A project I’m aware of recently started discussing in their retrospectives that they wanted to start assigning points to tech tasks. I’m a big believer in allowing a team to exercise control over its own process — so in my mind the right answer is to let the team make the call. I do have some thoughts on the matter however.

Tech Tasks Aren’t The Goal

Velocity is a measure of a team’s ability to do useful work. At the end of an iteration the team can look back and add up the points for all the stories that it worked on. If a team somehow ended up spending all its time on technical tasks (which is a valid thing to do from time to time), it’s velocity would still reflect the effort put in to those technical tasks. That’s a good thing, right?

I’m not saying that you don’t have to do tech tasks — it’s just that they are not the goal of the project. You want to measure the steady advance of new features.

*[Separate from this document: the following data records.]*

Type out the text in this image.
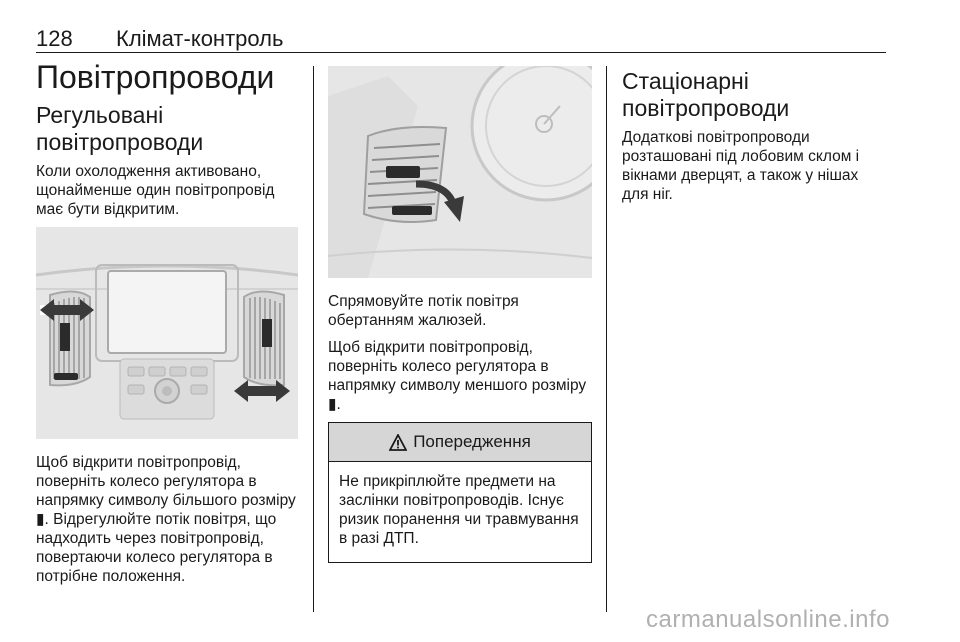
128 Клімат-контроль
Повітропроводи
Регульовані повітропроводи

Коли охолодження активовано, щонайменше один повітропровід має бути відкритим.

Щоб відкрити повітропровід, поверніть колесо регулятора в напрямку символу більшого розміру ▮. Відрегулюйте потік повітря, що надходить через повітропровід, повертаючи колесо регулятора в потрібне положення.

Спрямовуйте потік повітря обертанням жалюзей.

Щоб відкрити повітропровід, поверніть колесо регулятора в напрямку символу меншого розміру ▮.

Попередження

Не прикріплюйте предмети на заслінки повітропроводів. Існує ризик поранення чи травмування в разі ДТП.

Стаціонарні повітропроводи

Додаткові повітропроводи розташовані під лобовим склом і вікнами дверцят, а також у нішах для ніг.

carmanualsonline.info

So what do you do when the team spends an entire iteration on tech tasks? You take a zero. The conversation with the Product Owner might go: “This is the iteration where we agreed it would make the most time to refactor the fizzbuzz package. If we end up squeezing in a story, we’ll have some velocity, otherwise we’re probably going to show zero velocity.”

Stakeholder Tasks

Liz has some great things to say about what she calls Stakeholder Tasks. I’d apply this thought to requirements that come not from our understanding of what the user would want, but what other stakeholders may require us to do.

Points Don’t Measure Business Value

I’ve heard people take this concept few steps farther and say that points are a measure of business value. I think this is stretching the analogy a bit too far — the 3 point story on paging search results that took half the iteration didn’t necessarily have three times the business value of the one point UX story that doubled conversion. Points are a measure of story size (effort) not value.

7 thoughts on “Are Tech Tasks Useful Work?

  1. I say assign points to the tech stories – but don’t count it as value delivered.

    Points represent an estimate of difficulty, and are used as a limiting factor, both on the work itself (so you know if you’re taking longer than you thought), and on iteration planning (so you don’t commit to too much work). If you’re using points, you should use them for everything – including tech tasks.

    So if you’ve got a velocity of, say, 10 points per week, and you want to spend a week technical tasks, then you prepare 10 points worth of estimates. If you deliver that, your velocity – for ongoing planning purposes – is still 10. Of course, as far as project value goes, you’ve delivered no value. But value isn’t effort, and points track effort.

    One point: refactoring is the explicit example of a task that shouldn’t be separated out. You want to keep the code clean always – if you’re leaving it in a state to be refactored, then your earlier work isn’t “done done”. Better examples would include replacing a backend library, upgrading the database, putting in a better performing algorithm – all things that may have actual value.

    • Keeping code clean is one kind of refactoring, and you and I agree it comes as part of the story. However there are refactoring tasks that end up being scheduled… Sometimes you need to make a design change but don’t have a story to hang it on.

      • Something must be driving the need, though – you should be able to find a story, or a set of stories, that are the reason for doing the work, even if the reason is nothing more than to reduce the size of future estimates

  2. Oh – another reason to estimate tech tasks (any task, including refactoring) in points is that you _can_ assign a value to them, of sorts. That value is “this task will reduce the estimate of _these_ tasks by this much”. This in turn helps decide if it’s time to do the task – it’s time to do it when the “value” it delivers (the sum of the reduction of effort of upcoming stories) exceeds the cost.

    • I’ve always liked the concept of finding an ROI as you suggest on tech tasks. I’ve sometimes had conversations with product owners along the lines of “right now we see the work as a 2 and a 3. we’re hoping for xyz value.” Yes, sizing the work helped in these conversations. I still don’t like this counting towards velocity however.

      It’s a matter of incentives. There shouldn’t be a velocity “incentive” for doing tech tasks – they’re just part of the work.

  3. I have always treated Tech Tasks and Tech Debt differently. Some tasks just have to be done like setup of environments, 3rd parties etc… and they get points.

    I tend to not claim tech debt as points as it creates a false notion of productivity. Debt should show as drag on the team because of codebase not being attended to on time.